Крохин достал из киотного, что под образами, шкафа запакованный в холст опечатанный сверток и, склонив седую голову, подал Пугачеву:
– Вот оно, знамя-то. Ты его пуще глазу береги! – молвил купец строго. – Оное знамя не токмо господам офицерам да генералам в великий соблазн будет, а и самое Катерину с толков собьет.
В зальце их поджидало все купеческое семейство: крупная, дородная Василиса Ионовна, в черном повойнике и темно-синем шушуне с золотой травкой, с густыми назади сборками; дочь ее, рослая, миловидная девушка Таня, в косоклинном саяне – сиречь сарафане на пуговках сверху донизу; и уже знакомый Пугачеву хозяйский сын Миша – косая сажень в плечах.
– С легким паром, надежа-государь! – хором возгласило семейство и дружно кувырнулось Пугачеву в ноги. Хозяин благодушно улыбался.
Сердце Емельяна Иваныча будто кто ласково погладил. «Стало, Крохин и впрямь блюдет мою тайну», – подумал он.

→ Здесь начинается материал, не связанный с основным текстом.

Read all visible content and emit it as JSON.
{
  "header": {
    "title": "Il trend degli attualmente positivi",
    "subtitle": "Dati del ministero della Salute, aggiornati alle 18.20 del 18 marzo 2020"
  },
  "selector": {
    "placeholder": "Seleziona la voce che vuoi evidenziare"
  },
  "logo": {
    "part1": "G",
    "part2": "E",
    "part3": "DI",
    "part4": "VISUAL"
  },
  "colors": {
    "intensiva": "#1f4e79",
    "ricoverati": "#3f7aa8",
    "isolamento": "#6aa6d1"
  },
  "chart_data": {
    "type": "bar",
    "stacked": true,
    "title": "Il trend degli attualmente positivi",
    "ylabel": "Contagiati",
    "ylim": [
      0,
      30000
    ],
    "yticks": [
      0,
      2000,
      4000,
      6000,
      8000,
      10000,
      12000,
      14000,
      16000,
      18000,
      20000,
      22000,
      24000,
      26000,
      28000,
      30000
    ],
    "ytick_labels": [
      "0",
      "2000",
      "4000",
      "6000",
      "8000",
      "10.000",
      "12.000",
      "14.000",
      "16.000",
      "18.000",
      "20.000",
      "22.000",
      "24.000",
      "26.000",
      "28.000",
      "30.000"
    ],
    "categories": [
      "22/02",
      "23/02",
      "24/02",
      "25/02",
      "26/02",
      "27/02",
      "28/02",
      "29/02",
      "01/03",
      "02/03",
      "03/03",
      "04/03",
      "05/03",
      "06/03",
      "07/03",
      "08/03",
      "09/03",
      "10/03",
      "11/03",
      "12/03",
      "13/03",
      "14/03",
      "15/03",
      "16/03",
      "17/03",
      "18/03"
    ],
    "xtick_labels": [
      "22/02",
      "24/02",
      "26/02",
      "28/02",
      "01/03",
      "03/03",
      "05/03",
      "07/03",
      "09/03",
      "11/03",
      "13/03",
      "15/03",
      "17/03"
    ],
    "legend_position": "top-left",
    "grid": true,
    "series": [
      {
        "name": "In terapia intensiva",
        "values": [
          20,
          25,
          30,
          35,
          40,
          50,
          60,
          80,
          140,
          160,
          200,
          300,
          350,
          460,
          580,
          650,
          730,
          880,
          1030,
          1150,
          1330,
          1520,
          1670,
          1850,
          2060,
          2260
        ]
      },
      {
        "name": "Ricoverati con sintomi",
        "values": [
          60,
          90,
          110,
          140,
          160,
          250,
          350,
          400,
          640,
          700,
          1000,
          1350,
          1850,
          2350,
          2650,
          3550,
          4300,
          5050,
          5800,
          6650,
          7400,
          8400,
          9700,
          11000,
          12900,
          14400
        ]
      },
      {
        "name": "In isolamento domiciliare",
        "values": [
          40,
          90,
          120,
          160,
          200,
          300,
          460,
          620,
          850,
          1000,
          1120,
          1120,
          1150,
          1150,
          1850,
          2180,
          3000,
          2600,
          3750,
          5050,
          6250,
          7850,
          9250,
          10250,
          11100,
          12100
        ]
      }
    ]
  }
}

Затем хозяин с сыном, вооружившись двумя горящими свечами, повели гостя осматривать хоромы. Крашеные, из широких досок, полы натерты маслом с воском, блестят, всюду постланы пестрые дорожки, мебель хотя и неуклюжая, дедовская, зато из мореного дуба, словно литая из железа. По углам и вдоль стен спряты, укладки, сундучки, обитые цветным сафьяном или вологодской, «под мороз», жестью. В углу большой шкаф, называемый ставец. Иван Васильич, загремев ключами, открыл дверцы, расписанные изнутри библейского содержания картинками, по бокам – райские птицы Алконост и Сирин. Весь ставец набит тяжелыми книгами в деревянных, крытых кожей переплетах.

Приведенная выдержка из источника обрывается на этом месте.